Like what?
Well, you need to keep up a little better. When Gerry Hunsicker agreed to bow out gracefully, the business side and the baseball side were introduced to each other. Up until that time, Hunsicker made darn sure neither ever met because he wanted nothing to do with decisions made on the field that came from business operations concerns. McLane did not see eye to eye on that and of course Hunsicker was also known for his stand offish, rather caustic treatment of people in the business side. When he left, the walls came down faster than the Berlin Wall. It is also when Bob McLaren left as well to dedicate time to other McLane business interest. In came Pam Gardner, around the very same time Tim Purpura was hired as the new GM. So now the two sides promised to work with each other more to make the whole team operations as symbiotic as possible. Tal Smith had not problem with it either.
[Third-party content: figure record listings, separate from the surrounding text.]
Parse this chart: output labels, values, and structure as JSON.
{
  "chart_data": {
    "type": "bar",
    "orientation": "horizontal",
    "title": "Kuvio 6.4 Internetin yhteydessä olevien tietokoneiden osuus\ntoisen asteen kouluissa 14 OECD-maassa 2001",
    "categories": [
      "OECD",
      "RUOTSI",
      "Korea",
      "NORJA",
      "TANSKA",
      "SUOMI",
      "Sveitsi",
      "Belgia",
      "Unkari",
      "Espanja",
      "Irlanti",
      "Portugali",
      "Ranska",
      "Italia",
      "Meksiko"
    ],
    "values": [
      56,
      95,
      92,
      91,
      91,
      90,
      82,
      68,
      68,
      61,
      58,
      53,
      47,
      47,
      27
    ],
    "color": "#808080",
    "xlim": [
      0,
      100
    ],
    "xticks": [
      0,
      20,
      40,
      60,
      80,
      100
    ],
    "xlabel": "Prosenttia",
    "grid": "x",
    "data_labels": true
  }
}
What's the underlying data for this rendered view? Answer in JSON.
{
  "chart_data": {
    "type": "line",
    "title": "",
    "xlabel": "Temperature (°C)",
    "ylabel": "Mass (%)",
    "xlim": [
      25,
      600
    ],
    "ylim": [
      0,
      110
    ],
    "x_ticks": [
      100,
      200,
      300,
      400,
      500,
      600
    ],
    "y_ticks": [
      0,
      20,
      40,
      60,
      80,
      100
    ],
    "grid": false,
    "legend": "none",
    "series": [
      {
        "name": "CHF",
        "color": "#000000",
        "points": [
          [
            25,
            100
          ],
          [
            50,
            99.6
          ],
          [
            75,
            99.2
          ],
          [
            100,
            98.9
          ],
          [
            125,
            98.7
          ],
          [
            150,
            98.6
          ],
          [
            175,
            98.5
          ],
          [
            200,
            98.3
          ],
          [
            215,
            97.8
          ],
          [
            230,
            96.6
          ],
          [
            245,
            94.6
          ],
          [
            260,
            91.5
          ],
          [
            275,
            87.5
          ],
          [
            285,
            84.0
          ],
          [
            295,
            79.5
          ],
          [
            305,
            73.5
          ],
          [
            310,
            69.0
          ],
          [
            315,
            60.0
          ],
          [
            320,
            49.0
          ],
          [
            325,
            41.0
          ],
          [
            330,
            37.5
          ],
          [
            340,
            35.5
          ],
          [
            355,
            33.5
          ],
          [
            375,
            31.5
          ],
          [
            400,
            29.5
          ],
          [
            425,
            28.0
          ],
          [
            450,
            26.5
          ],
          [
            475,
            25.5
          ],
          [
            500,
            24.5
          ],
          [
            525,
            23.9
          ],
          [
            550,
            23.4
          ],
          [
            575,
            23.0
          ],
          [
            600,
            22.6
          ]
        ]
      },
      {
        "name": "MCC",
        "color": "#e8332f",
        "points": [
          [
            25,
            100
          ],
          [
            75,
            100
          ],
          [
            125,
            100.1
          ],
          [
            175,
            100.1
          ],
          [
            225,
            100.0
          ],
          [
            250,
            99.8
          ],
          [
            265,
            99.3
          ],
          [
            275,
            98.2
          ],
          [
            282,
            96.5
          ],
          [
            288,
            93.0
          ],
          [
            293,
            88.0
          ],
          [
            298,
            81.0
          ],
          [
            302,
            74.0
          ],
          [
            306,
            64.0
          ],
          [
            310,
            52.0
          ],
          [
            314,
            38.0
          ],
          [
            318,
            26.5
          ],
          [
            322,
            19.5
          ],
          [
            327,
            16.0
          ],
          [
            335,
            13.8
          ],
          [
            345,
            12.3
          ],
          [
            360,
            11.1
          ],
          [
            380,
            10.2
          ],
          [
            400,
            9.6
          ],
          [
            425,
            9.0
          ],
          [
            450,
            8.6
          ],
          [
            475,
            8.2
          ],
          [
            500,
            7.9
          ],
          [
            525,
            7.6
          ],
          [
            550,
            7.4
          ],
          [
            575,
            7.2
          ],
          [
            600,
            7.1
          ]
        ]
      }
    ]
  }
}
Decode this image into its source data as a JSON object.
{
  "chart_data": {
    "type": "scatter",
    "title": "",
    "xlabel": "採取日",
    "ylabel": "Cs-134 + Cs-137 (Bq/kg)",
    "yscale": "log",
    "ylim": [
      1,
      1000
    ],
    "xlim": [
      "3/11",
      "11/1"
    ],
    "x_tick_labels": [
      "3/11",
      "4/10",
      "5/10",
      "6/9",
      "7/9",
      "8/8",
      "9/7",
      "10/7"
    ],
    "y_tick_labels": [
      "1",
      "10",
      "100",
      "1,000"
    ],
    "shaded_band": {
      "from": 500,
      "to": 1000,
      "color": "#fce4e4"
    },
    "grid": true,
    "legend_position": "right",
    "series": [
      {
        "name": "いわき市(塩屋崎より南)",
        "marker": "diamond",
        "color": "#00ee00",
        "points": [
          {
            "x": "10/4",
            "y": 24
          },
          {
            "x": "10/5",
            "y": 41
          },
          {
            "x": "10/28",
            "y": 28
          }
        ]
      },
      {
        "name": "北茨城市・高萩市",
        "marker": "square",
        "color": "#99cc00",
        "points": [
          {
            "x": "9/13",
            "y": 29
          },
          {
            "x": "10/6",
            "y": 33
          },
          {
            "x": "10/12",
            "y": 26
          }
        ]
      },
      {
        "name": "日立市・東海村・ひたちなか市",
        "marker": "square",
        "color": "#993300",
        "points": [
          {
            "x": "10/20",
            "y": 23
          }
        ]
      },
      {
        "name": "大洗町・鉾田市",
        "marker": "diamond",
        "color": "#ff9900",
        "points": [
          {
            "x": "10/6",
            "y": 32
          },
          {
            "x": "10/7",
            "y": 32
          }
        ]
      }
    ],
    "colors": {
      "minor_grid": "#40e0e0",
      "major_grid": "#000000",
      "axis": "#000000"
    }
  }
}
So they started to have days when business folks sat in to learn from scouting meetings and so forth. People like Dewey Robsinson, who worked in virtual anonymity in the baseball operations became more visible to business people. Pam was aggressive in trying to be the type of Business Ops VP that worked in this new system. So she had input on how a baseball decision might effect those fans who accosted McLane at the stadium. Her boss was not a sharp man when it came to baseball, but if he could have it explained in a "why this makes sense for business", he could sell it to the fans. So this great experiment started to lean to a situation that started to annoy Tim Purpura and it was not more evident than the day he had to answer for not calling up Hunter Pence as soon as everyone else (re: media and fan influenced) wanted. That was the indicator to many baseball folks looking at the Astros to say that this organization was now run by a huge influence from the business side and they were right to an extent.
It hasn't stopped. Many a baseball person who wants to work for this organization under McLane knew that this was a necessary evil. If you want a laundry list of examples, I cannot provide that for you. Only can tell you what baseball folks have told others and what they've told me.